One early example of this in practice is Granulate, a small software company that provides software to automatically analyse and optimise Linux-based server processes. Intel acquired Granulate last month, and according to Gelsinger, that’s just the start.

“We're going to do more SaaS; More SaaS acquisitions as well,” he says. “You'll see us pulling silicon differentiation through SaaS services that we're making broadly available to the industry. And my simple formula is ‘silicon plus software, [or] SaaS, equals solutions’ - and you're going to see us doing a lot more of that solutioning.”

Taken together, what all these elements make clear is that Intel is a company in transition. Its intention to focus on the business market is writ large, but rather than falling back on pushing iron, the goal appears to be to reinvent itself as a full-stack platform provider. Regardless of whether customers’ workloads are running on-prem, in the cloud or at the edge, Intel is planning to use its insight into the silicon they’re running on to approach their infrastructure challenges from a holistic, end-to-end perspective.

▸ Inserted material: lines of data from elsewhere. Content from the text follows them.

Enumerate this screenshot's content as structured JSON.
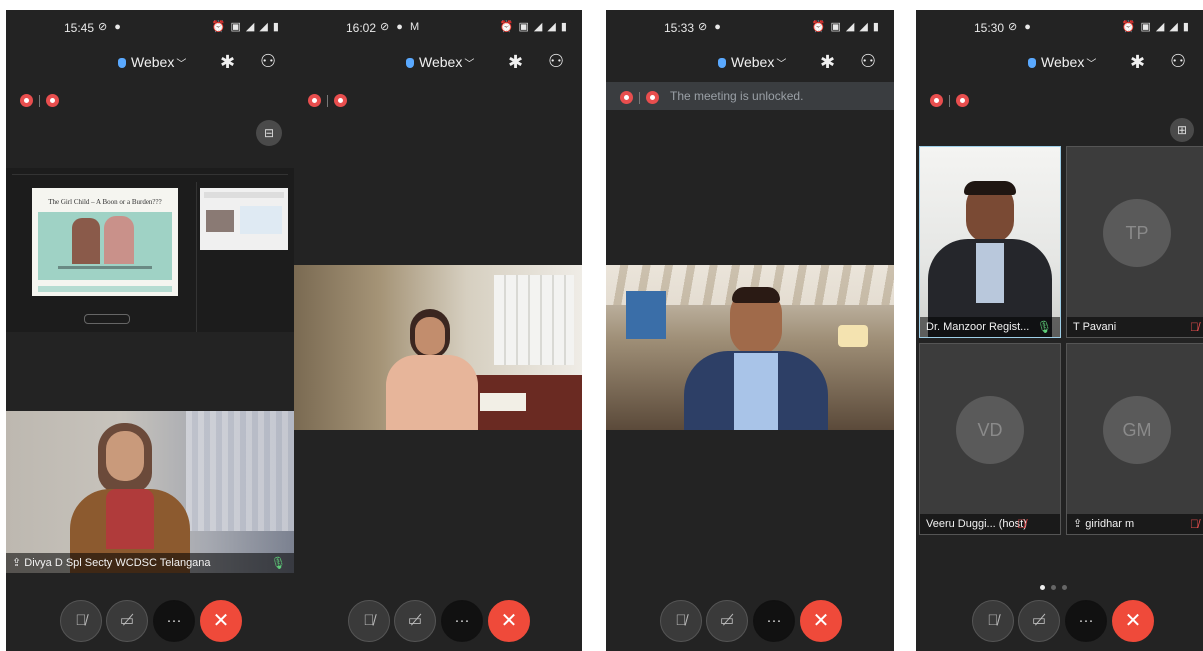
{
  "phones": [
    {
      "time": "15:45",
      "app": "Webex",
      "shared_slide_title": "The Girl Child – A Boon or a Burden???",
      "speaker_name": "Divya D Spl Secty WCDSC Telangana"
    },
    {
      "time": "16:02",
      "app": "Webex"
    },
    {
      "time": "15:33",
      "app": "Webex",
      "banner": "The meeting is unlocked."
    },
    {
      "time": "15:30",
      "app": "Webex",
      "tiles": [
        {
          "name": "Dr. Manzoor Regist...",
          "initials": ""
        },
        {
          "name": "T Pavani",
          "initials": "TP"
        },
        {
          "name": "Veeru Duggi... (host)",
          "initials": "VD"
        },
        {
          "name": "giridhar m",
          "initials": "GM"
        }
      ]
    }
  ],
  "icons": {
    "bluetooth": "bluetooth-icon",
    "participants": "participants-icon",
    "mute": "mic-off-icon",
    "video": "video-off-icon",
    "more": "more-icon",
    "end": "end-call-icon"
  },
  "colors": {
    "end_call": "#ef4a3a",
    "recording": "#e84e4e",
    "webex_shield": "#5aa9ff",
    "background": "#232323"
  }
}
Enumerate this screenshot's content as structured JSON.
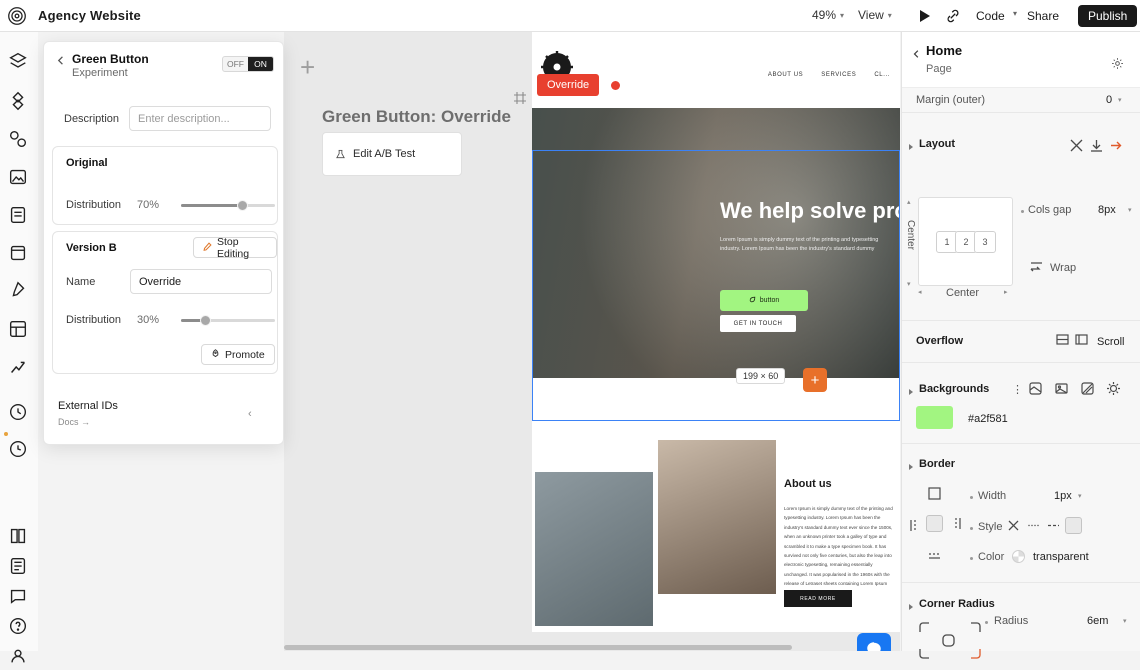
{
  "topbar": {
    "site_title": "Agency Website",
    "zoom": "49%",
    "view_label": "View",
    "code_label": "Code",
    "share_label": "Share",
    "publish_label": "Publish",
    "icons": {
      "logo": "spiral-logo-icon",
      "play": "play-icon",
      "link": "link-icon",
      "zoom_caret": "chevron-down-icon",
      "view_caret": "chevron-down-icon",
      "code_caret": "chevron-down-icon"
    }
  },
  "rail": {
    "items": [
      {
        "name": "layers-icon"
      },
      {
        "name": "components-icon"
      },
      {
        "name": "assets-icon"
      },
      {
        "name": "images-icon"
      },
      {
        "name": "pages-icon"
      },
      {
        "name": "library-icon"
      },
      {
        "name": "pen-tool-icon"
      },
      {
        "name": "cms-icon"
      },
      {
        "name": "analytics-icon"
      },
      {
        "name": "clock-icon"
      },
      {
        "name": "history-icon"
      },
      {
        "name": "book-icon"
      },
      {
        "name": "docs-icon"
      },
      {
        "name": "chat-icon"
      },
      {
        "name": "help-icon"
      },
      {
        "name": "account-icon"
      }
    ]
  },
  "experiment_panel": {
    "title": "Green Button",
    "subtitle": "Experiment",
    "toggle": {
      "off": "OFF",
      "on": "ON",
      "selected": "ON"
    },
    "description": {
      "label": "Description",
      "placeholder": "Enter description...",
      "value": ""
    },
    "original": {
      "title": "Original",
      "distribution_label": "Distribution",
      "distribution_value": "70%"
    },
    "version_b": {
      "title": "Version B",
      "stop_editing_label": "Stop Editing",
      "name_label": "Name",
      "name_value": "Override",
      "distribution_label": "Distribution",
      "distribution_value": "30%",
      "promote_label": "Promote"
    },
    "external_ids": {
      "label": "External IDs",
      "docs_label": "Docs →"
    }
  },
  "canvas": {
    "override_badge": "Override",
    "overlay_title": "Green Button: Override",
    "ab_test_label": "Edit A/B Test",
    "size_chip": "199 × 60",
    "plus_chip": "+",
    "website": {
      "nav_links": [
        "ABOUT US",
        "SERVICES",
        "CL..."
      ],
      "hero_heading": "We help solve probl",
      "hero_paragraph": "Lorem Ipsum is simply dummy text of the printing and typesetting industry. Lorem Ipsum has been the industry's standard dummy",
      "hero_button": "button",
      "hero_button_secondary": "GET IN TOUCH",
      "about_heading": "About us",
      "about_paragraph": "Lorem Ipsum is simply dummy text of the printing and typesetting industry. Lorem Ipsum has been the industry's standard dummy text ever since the 1500s, when an unknown printer took a galley of type and scrambled it to make a type specimen book. It has survived not only five centuries, but also the leap into electronic typesetting, remaining essentially unchanged. It was popularised in the 1960s with the release of Letraset sheets containing Lorem Ipsum passages.",
      "about_button": "READ MORE"
    }
  },
  "inspector": {
    "title": "Home",
    "subtitle": "Page",
    "margin": {
      "label": "Margin (outer)",
      "value": "0"
    },
    "layout": {
      "title": "Layout",
      "cols_gap_label": "Cols gap",
      "cols_gap_value": "8px",
      "wrap_label": "Wrap",
      "align_label": "Center",
      "align_vertical": "Center",
      "cells": [
        "1",
        "2",
        "3"
      ]
    },
    "overflow": {
      "title": "Overflow",
      "value": "Scroll"
    },
    "backgrounds": {
      "title": "Backgrounds",
      "color_value": "#a2f581"
    },
    "border": {
      "title": "Border",
      "width_label": "Width",
      "width_value": "1px",
      "style_label": "Style",
      "color_label": "Color",
      "color_value": "transparent"
    },
    "corner_radius": {
      "title": "Corner Radius",
      "radius_label": "Radius",
      "radius_value": "6em"
    }
  }
}
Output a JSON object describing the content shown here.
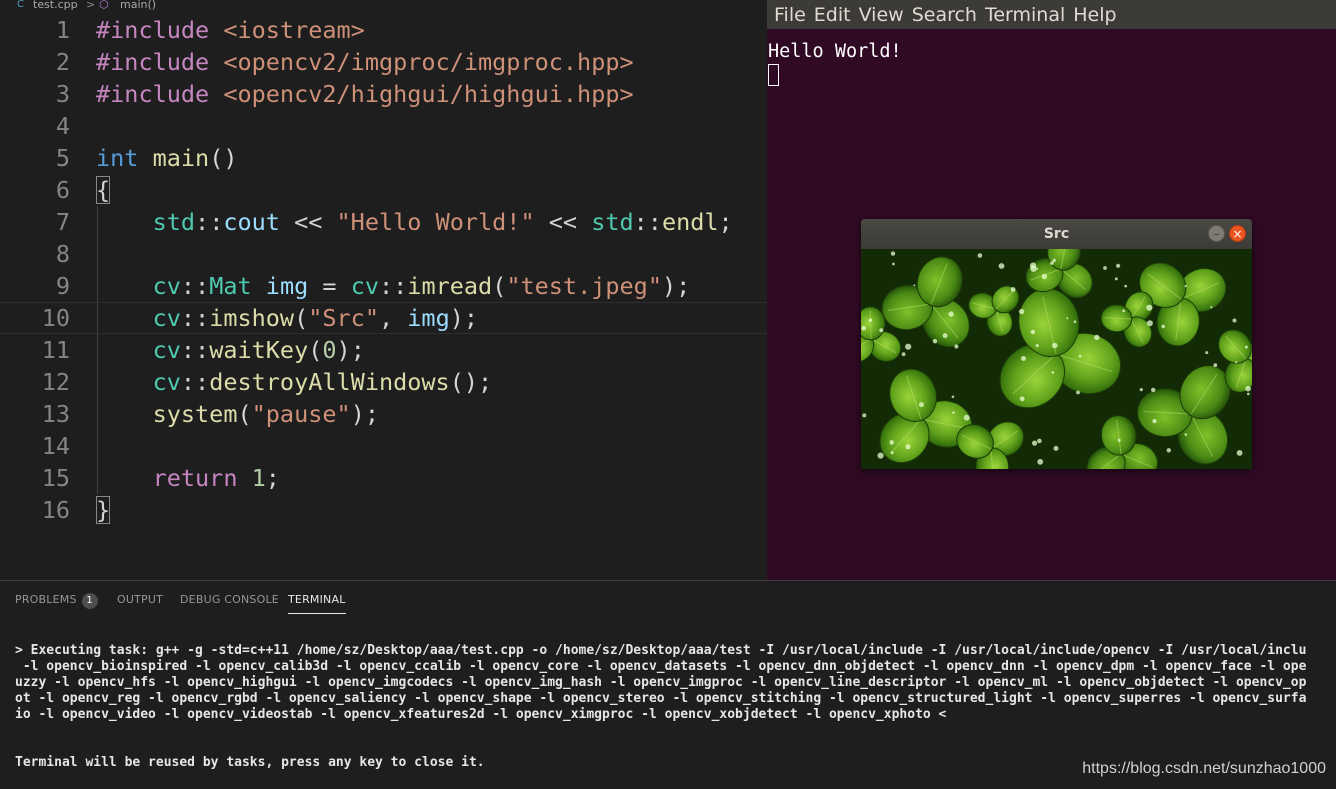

As a company that has historically been known first and foremost for the physical engineering of its hardware, Intel’s newfound enthusiasm for the wider world of software and cloud solutions may feel a little like turkeys buying shares in a christmas tree farm - but Pat Gelsinger is nothing if not an astute observer of which way the winds of change are blowing. Intel may be the house that chips built, but if he thinks that the future lies beyond pure silicon, then there’s a good chance that he’s probably right.